The Case of the Missing Embeddings: Debugging a pgvector Production Mystery

The Silent Killer: When Success Logs Lie

Imagine this: you've got a shiny new vector database setup, pgvector, humming along, powering intelligent insights for your users. You're ingesting data, generating embeddings via OpenAI, and everything looks fine. Your audit logs are green, your metrics are steady.

Then, a gut feeling (or maybe a user report) prompts a deeper look. You query your workflow_insights table, expecting rich vector data... and find NULLs. All 1719 of them. Every single embedding column was empty.

Welcome to my Wednesday afternoon.

This isn't just a bug; it's a silent killer. The system thought it was doing its job, but the data told a different, much emptier, story. Our goal was clear: diagnose the root cause, fix the immediate data integrity issue, and build a more resilient system to prevent future embarrassments.

The Investigation: Tracing the Phantom Column

My first instinct was to check the obvious:

Is pgvector installed and enabled? (Yes, v0.8.2)
Is the embedding column correctly defined as vector(1536)? (Yes)
Is the HNSW index in place? (Yes)

Everything looked perfect at a glance. The schema was correct, the extension was active. So why the NULLs?

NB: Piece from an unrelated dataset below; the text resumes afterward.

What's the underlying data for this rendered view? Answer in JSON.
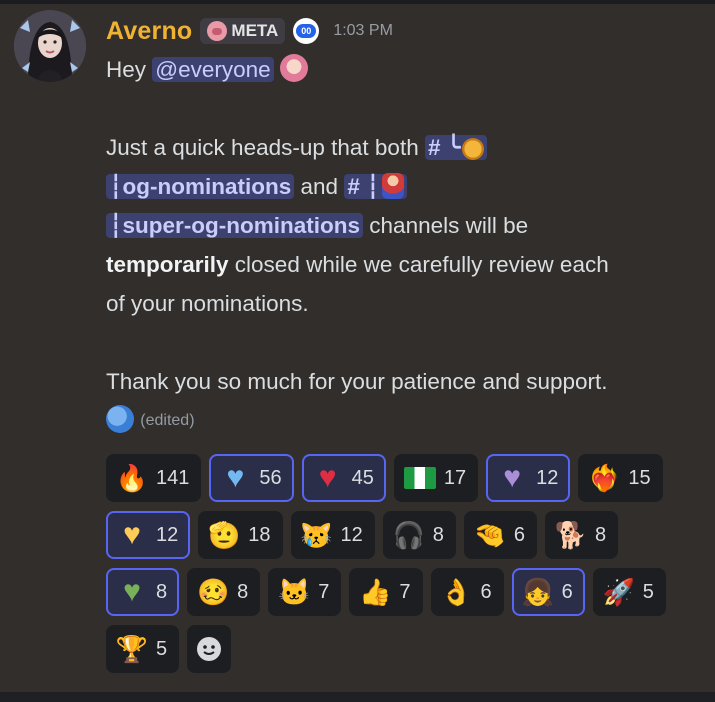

The breakthrough came from digging into old audit_logs. We found a handful of insight.embedding_failed entries from months ago showing a very specific error: column "embedding" does not exist.

Aha! This pointed directly to a schema migration issue. We use Prisma for our ORM, and prisma db push can be aggressive. What likely happened was:

An early prisma db push temporarily dropped the embedding column.
Our rls.sql script (which defines row-level security policies) then restored it.
During that brief window, or possibly due to caching/schema refresh issues, some embedding writes failed with the "column does not exist" error.
Crucially, once the column was restored, subsequent embedding writes seemed to silently fail. The application logic would attempt the UPDATE, but for reasons unclear at the time, the embedding column would remain NULL even though no error was thrown in the application layer or reported in the audit logs for these later failures. This was the truly painful part – a system that appeared to be working perfectly, but wasn't.

Testing the Full Pipeline

To ensure the current setup was capable of writing embeddings, we ran an end-to-end test on production:

Decrypted an API key.
Called the OpenAI API to generate an embedding.
Executed a raw SQL UPDATE statement via $executeRaw to store the vector.
Verified the vector was correctly stored in the database.

This confirmed the pipeline could work. The problem was historical and related to the robustness of our embedding write process.

The Fixes: Backfill, Retries, and Observability

With the root cause identified (a historical schema hiccup leading to silent failures), it was time for action.

1. The Great Backfill of '26

First, we needed to populate those 1719 missing embeddings. Thankfully, we had an existing admin endpoint: /api/v1/admin/backfill-embeddings. This endpoint iterates through all workflow_insights with NULL embeddings, generates them, and writes them back.

It wasn't entirely smooth sailing. Transient 5xx errors from the OpenAI API meant we had to run the backfill three times. But eventually, we got there: 1719/1719 embeddings now populated. Phew.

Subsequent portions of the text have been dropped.